MLS player salaries: From 'Pay the man!' to 'He makes how much?'
It's that time of year when the MLS Players Union releases the MLS player salaries and fans get to debate about who's overpaid and underpaid.
The list, put out by the MLSPA, has a long history of being inaccurate, and there are often bonuses that are excluded. Nevertheless, this is America, and we like lists of how much people are getting paid.
'Wait, he's making how much?'
In a salary-cap league, things have to be kept clean when it comes to player compensation, but there are several examples of teams shelling out too much for too little in return. Giovani dos Santos at $6 million total compensation heads the list. Eight goals and four assists since the start of 2017 is nowhere close to meeting expectations.
Philadelphia Union midfielder Borek Dockal's MLS career is still young, and he has shown glimpses, but seeing him at $1.7M was surprising. To be fair, the jury is still out, but thus far -- one goal, one assist -- does he look like a player who should be making more than, say, the New York Red Bulls' Bradley Wright-Phillips?
Along those lines is Real Salt Lake forward Alfredo Ortuno. Brought in to be the No. 9 Mike Petke's team lacked in 2017, Ortuno has just one goal in three games but is raking in a cool $1.1M. Ortuno could still blossom into the striker RSL craves, but that's a heavy number for a player with just one start so far.
Also worth considering are the players making a pretty penny while out on loan. Step forward, Yura Movsisyan. The forward never got out of Petke's doghouse at RSL and is now with Swedish club Djurgardens making $2.07M. The same goes for Portland midfielder Lucas Melano, who's receiving $1.05M while on loan at Estudiantes de La Plata in his native Argentina.
Lastly, an aging Tim Howard (39) at $2.4M a year with the Colorado Rapids, while 2017 MLS Goalkeeper of the Year Tim Melia of Sporting Kansas City, 2016 MLS Cup hero Stefan Frei of the Seattle Sounders and 2017 MLS Cup champion Alex Bono of Toronto FC making a combined $700,000 tells you all you need to know about the disparity there.
'Pay the man!'
There are a fair number of players making paltry salaries compared to their worth to their respective teams. For most, it's down to their young age; bigger paychecks are in their future either in MLS or overseas. What's interesting is that a good chunk of them play for the Red Bulls.
Midfielder Tyler Adams ($153K), defender Michael Amir Murillo ($88k) and midfielder Florian Valot ($71K) are among the standouts. Adams at 19 is already a stalwart and has become a U.S. national team regular. Look no further than last week's 4-0 drubbing of New York City FC to prove Panamanian defender Murillo is a steal at his price; ditto with French midfielder Valot, who has scored in each of the Red Bulls' past two matches.

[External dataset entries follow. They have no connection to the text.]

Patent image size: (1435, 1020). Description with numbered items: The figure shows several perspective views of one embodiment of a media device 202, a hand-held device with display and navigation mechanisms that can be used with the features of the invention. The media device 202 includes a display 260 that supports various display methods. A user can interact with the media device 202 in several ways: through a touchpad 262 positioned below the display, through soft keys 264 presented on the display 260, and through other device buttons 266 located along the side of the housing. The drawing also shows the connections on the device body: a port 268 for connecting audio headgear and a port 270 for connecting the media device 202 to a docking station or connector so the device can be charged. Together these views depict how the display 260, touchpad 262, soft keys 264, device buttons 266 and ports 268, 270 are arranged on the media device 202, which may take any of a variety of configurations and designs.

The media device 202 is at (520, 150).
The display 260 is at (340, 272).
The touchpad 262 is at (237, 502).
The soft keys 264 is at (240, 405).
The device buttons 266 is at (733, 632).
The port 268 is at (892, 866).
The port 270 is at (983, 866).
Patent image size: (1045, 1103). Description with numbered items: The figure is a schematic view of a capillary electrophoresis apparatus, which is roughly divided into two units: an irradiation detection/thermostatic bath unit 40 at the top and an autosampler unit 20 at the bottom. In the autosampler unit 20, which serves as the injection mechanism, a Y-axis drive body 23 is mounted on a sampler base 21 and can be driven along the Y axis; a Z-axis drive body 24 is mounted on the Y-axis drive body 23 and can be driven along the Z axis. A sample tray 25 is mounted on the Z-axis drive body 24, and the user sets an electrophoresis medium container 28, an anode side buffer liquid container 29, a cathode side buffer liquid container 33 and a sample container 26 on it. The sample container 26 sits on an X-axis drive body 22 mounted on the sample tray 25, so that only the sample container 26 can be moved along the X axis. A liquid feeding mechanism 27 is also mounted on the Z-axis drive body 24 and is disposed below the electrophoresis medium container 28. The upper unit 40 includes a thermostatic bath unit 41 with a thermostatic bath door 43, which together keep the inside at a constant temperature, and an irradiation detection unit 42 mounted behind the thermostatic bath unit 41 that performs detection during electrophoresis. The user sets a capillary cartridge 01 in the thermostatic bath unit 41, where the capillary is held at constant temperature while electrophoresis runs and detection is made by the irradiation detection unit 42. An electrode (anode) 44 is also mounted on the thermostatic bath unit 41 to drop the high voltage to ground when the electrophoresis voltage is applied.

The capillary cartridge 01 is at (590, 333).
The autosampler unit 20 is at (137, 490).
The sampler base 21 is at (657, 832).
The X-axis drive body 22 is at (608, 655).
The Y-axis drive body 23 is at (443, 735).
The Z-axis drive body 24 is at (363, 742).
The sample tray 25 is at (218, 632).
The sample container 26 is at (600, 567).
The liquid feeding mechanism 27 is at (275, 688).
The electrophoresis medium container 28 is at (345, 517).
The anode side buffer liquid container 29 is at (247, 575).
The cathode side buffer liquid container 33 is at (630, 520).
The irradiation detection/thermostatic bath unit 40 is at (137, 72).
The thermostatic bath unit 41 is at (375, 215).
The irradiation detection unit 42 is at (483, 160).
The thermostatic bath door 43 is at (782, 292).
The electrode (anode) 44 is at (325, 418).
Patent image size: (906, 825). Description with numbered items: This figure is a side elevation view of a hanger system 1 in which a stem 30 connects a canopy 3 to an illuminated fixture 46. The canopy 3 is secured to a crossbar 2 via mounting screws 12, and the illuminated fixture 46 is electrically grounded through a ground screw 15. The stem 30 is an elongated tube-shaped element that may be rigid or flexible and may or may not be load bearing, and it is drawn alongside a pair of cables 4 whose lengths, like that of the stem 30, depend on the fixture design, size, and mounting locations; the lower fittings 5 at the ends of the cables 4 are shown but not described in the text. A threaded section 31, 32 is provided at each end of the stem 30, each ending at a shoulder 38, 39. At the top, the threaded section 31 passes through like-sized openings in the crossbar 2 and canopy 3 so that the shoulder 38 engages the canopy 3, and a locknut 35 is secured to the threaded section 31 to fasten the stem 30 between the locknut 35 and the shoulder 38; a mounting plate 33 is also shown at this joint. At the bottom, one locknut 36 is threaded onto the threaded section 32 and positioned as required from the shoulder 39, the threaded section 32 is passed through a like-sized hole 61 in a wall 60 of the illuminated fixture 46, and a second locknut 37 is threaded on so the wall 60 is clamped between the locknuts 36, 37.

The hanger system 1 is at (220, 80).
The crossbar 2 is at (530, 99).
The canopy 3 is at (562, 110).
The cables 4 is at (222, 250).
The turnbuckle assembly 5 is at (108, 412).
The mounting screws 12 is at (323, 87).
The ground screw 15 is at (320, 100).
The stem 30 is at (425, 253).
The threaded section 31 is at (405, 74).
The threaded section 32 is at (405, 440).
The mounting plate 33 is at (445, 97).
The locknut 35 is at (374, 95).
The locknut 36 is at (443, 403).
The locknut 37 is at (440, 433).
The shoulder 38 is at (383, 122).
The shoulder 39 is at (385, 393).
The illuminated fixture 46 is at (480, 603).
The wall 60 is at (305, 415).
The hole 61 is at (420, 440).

Others of note are Sounders defender Nouhou, Vancouver Whitecaps midfielder Alphonso Davies and LAFC forward Latif Blessing. Nouhou ($54.5K) has blossomed at left-back and was a playoff fixture for the Sounders in 2017. Davies ($72.5K) at 17 is off to a good start (1 goal, 3 assists) and surely on the radar of European clubs. And for what Blessing has brought from mostly off the bench this season at LAFC (2 goals, 1 assist, constant hustle), it's downright larceny that Bob Bradley got him for $84.3K.
Fun with numbers
The fourth-highest salary in the league belongs to Chicago Fire midfielder Bastian Schweinsteiger, at $6.1M. Now consider the salaries of Atlanta United's dynamic trio of Ezequiel Barco, Miguel Almiron and Josef Martinez, who combined make $1M less than Schweinsteiger alone. The former Bayern Munich man still excels and brings out the fans, but wouldn't teams prefer Atlanta's South American trio both at the gate and on the field?
Arguably the most amusing number of all comes out of Orlando, where a year after paying Kaka $7.1M, Orlando City's payroll is right around the $9M mark, down from $13.2M in 2017. Oh, and the Lions have won six straight and finally look poised to reach the playoffs for the first time in their history.